The question asks for max sub-square, not rectangle.
No, 2n-1 the _number_ of diagonal_s_. One big diagonal of size n, 2 of size n-1 just next to it and so on...
I think you are wrong to interpret the question. Read again pls. It asks for max submatrix (matrix never means 2 dimension is equal). Look at the example in OP
0 1 0 1 0 1 1 1
0 1 1 1 1 1 1 0
1 1 0 1 1 0 1 1
0 1 0 0 1 0 1 0
0 1 1 1 1 1 1 1
so the submatrix from (1,1)to (4,6) is the answer
=> Look carefully, solution is a 4 by 5 submatrix.
Secondly, I doubt if you are right here. How could 2n-1 be # of diagonals? It should be 1 + 2 + 3 + ... n = O(n^2).
Sorry, it was a typo...
solution is 4 by 6 submatrix.
So, overall I can't accept your solution to be O(n^2) for the specific problem!
Reading again and repeating here for your benefit: "given matrix will bee square matrix and we have find square submatrix as well"
There are 2n-1 diagonals, going from top left to bottom (or diagonals of slope -1, if you will).

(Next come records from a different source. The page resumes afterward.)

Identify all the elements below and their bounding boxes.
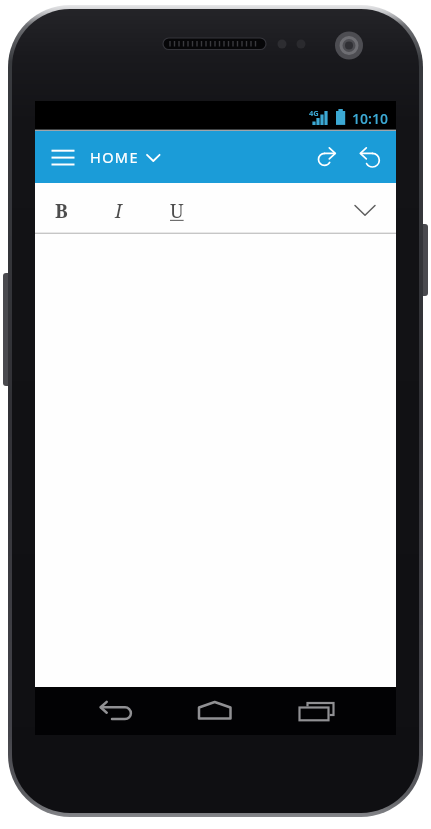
staticText: 4G [309,108,319,118]
staticText: B [55,198,68,224]
staticText: I [115,198,122,224]
staticText: 10:10 [352,109,388,128]
staticText: HOME [90,147,139,167]
staticText: U [170,198,184,224]
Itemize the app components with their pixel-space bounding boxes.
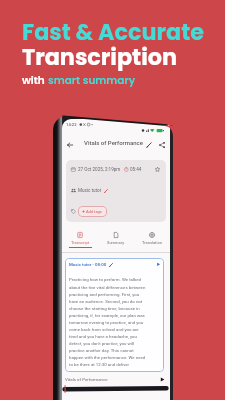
button[interactable]: Summary	[98, 229, 134, 255]
staticText: Summary	[107, 240, 125, 245]
staticText: Transcription	[22, 42, 177, 73]
button[interactable]: Back	[65, 140, 75, 150]
staticText: Translation	[142, 240, 162, 245]
button[interactable]: Edit	[144, 140, 154, 150]
button[interactable]: Add tags	[78, 206, 107, 217]
staticText: 14:22	[66, 122, 77, 127]
button[interactable]: Translation	[134, 229, 170, 255]
staticText: smart summary	[48, 73, 136, 88]
staticText: Vitals of Performance	[84, 139, 143, 146]
staticText: 05:44	[130, 167, 142, 172]
staticText: Music tutor - 08:00	[69, 262, 107, 267]
button[interactable]: Transcript	[62, 229, 98, 255]
staticText: Music tutor	[78, 188, 102, 193]
staticText: Transcript	[71, 240, 89, 245]
staticText: Practicing how to perform. We talked abo…	[69, 277, 147, 367]
button[interactable]: Play	[158, 375, 166, 383]
staticText: Vitals of Performance	[65, 377, 108, 382]
staticText: Add tags	[86, 209, 102, 214]
button[interactable]: Favourite	[152, 164, 162, 174]
staticText: Fast & Accurate	[22, 17, 204, 48]
button[interactable]: Share	[157, 140, 167, 150]
staticText: 27 Oct 2025, 2:19pm	[78, 167, 121, 172]
staticText: with	[22, 73, 48, 88]
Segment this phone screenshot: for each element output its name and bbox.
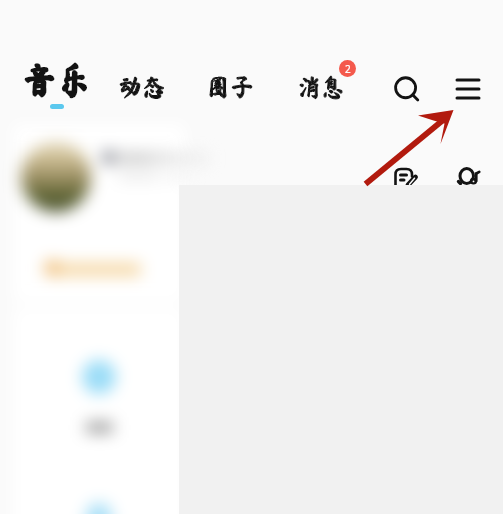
- button[interactable]: 圈子: [206, 75, 254, 99]
- button[interactable]: 消息: [297, 75, 345, 99]
- button[interactable]: Notes: [391, 163, 419, 191]
- staticText: 圈子: [206, 75, 254, 99]
- staticText: 消息: [297, 75, 345, 99]
- button[interactable]: Search: [388, 71, 426, 109]
- button[interactable]: 音乐: [22, 62, 93, 97]
- staticText: 2: [345, 62, 351, 76]
- staticText: 动态: [118, 75, 166, 99]
- button[interactable]: 动态: [118, 75, 166, 99]
- staticText: 音乐: [22, 62, 93, 97]
- staticText: 圈子: [206, 75, 254, 99]
- staticText: 消息: [297, 75, 345, 99]
- button[interactable]: Menu: [449, 70, 487, 108]
- staticText: 动态: [118, 75, 166, 99]
- button[interactable]: Music: [454, 163, 482, 191]
- staticText: 音乐: [22, 62, 93, 97]
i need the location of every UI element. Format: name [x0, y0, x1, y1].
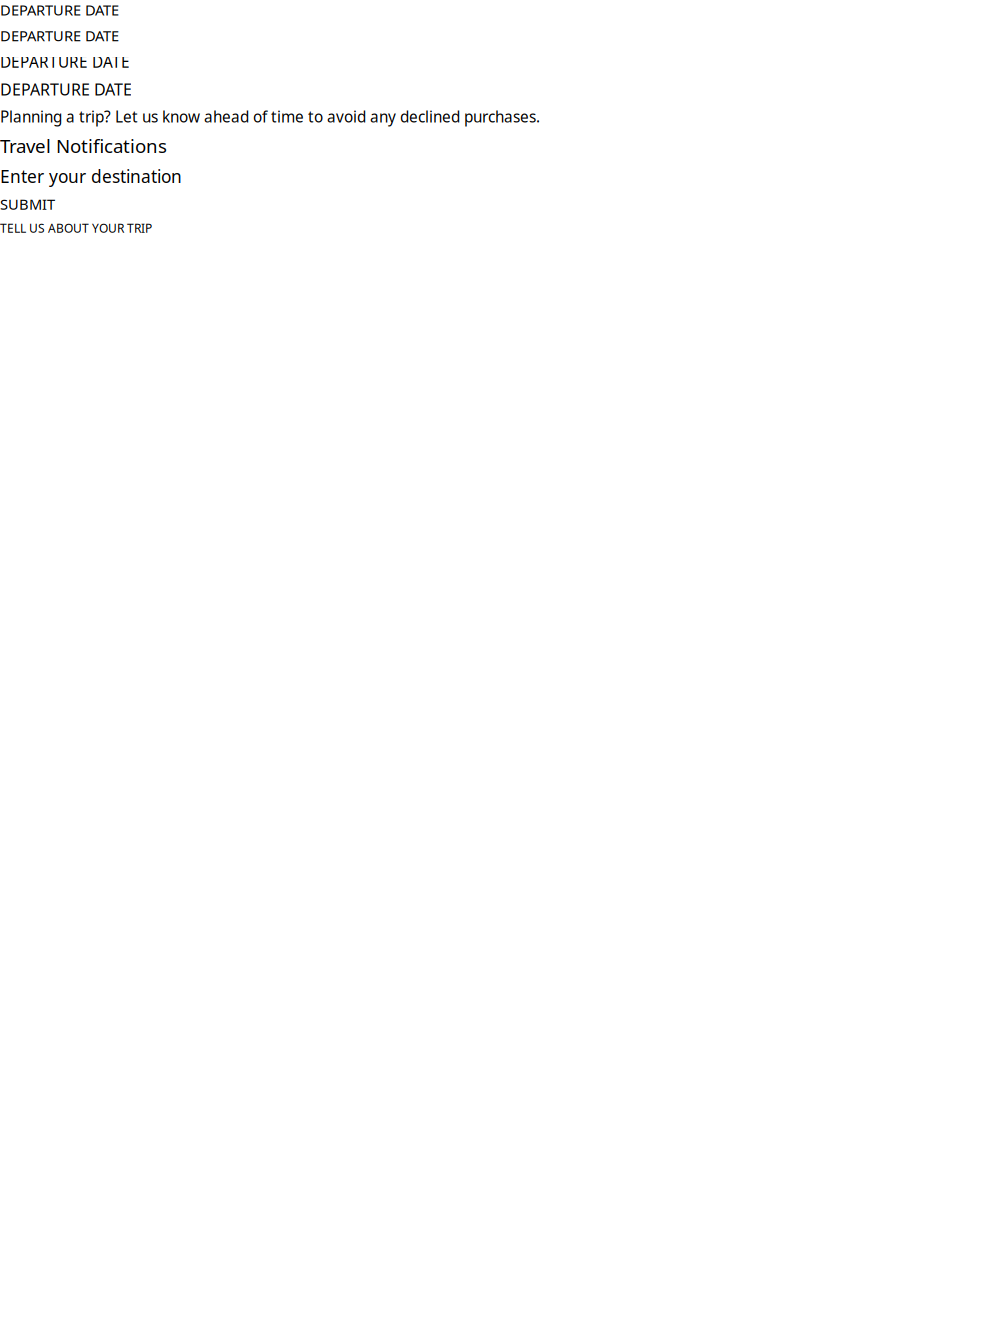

Any square submatrix's top left corner will be on one of those diagonals, and the bottom right corner would be on the same diagonal as the top left corner.
You are free not to accept anything without proper proof, which is a good trait, if, you are willing to put some effort yourself first.
Similarly I am free not to care whether you accept it or not :-)
I think it works. For an interview an O(n^3) solution will be acceptable, IMO.
btw, we are counting # of diagonal, not the number of squares on each diagonal.
For each diagonal of length d, the B and T give an O(d) algorithm. Adding up as you did, give an O(n^2) algorithm.
I can't understand why people like to put additional constrain to a problem. As supersonglj pointed O(n^3) is doable like max-subrectangle problem. Interviewer didn't ask to do in O(n^2), right? Then why need to make it complex?
I found for square submatrix, one posted diagonal-based searching that is with optimum O(n^2) complexity for this problem.
However, I'm wondering how O(n^3) solution could be derived for finding rectangular submatrix with max area for the above problem. My approach is O(n^4) which seems too slow. Any idea?
O(n^2 log n) is possible I think.
- Anonymous August 30, 2011For each entry, we consider if it can be the top-left or bottom-right corner of a square.
We preprocess in O(n^2) time, filling each entry with max possible lengths of the top-left and bottom right square.
Now we go over each diagonal and try to find a top-left/bottom-right pair.
Say for a diagonal, we have the arrays
TL[1,..., d] and BR[1,...d]
We can form a square with i and j (note this is along the diagonal) if
TL[i] >= j-i+1
and
BR[j] >= j-i+1.
This can be rewritten as
TL[i]+i-1 >= j and BR[j] -j -1 >= -i
Form new array T[i] = TL[i] + i - 1, B[j] = BR[j] - j - 1.
Now for each i, you need to find the right most j in [i, T[i]] such that B{j] >= -i. This can be done in O(nlog n) time total if we use balanced trees.
Thus we get an O(n^2 log n) algorithm.
O(n^2) seems possible, perhaps using some kind of range minimum query structures.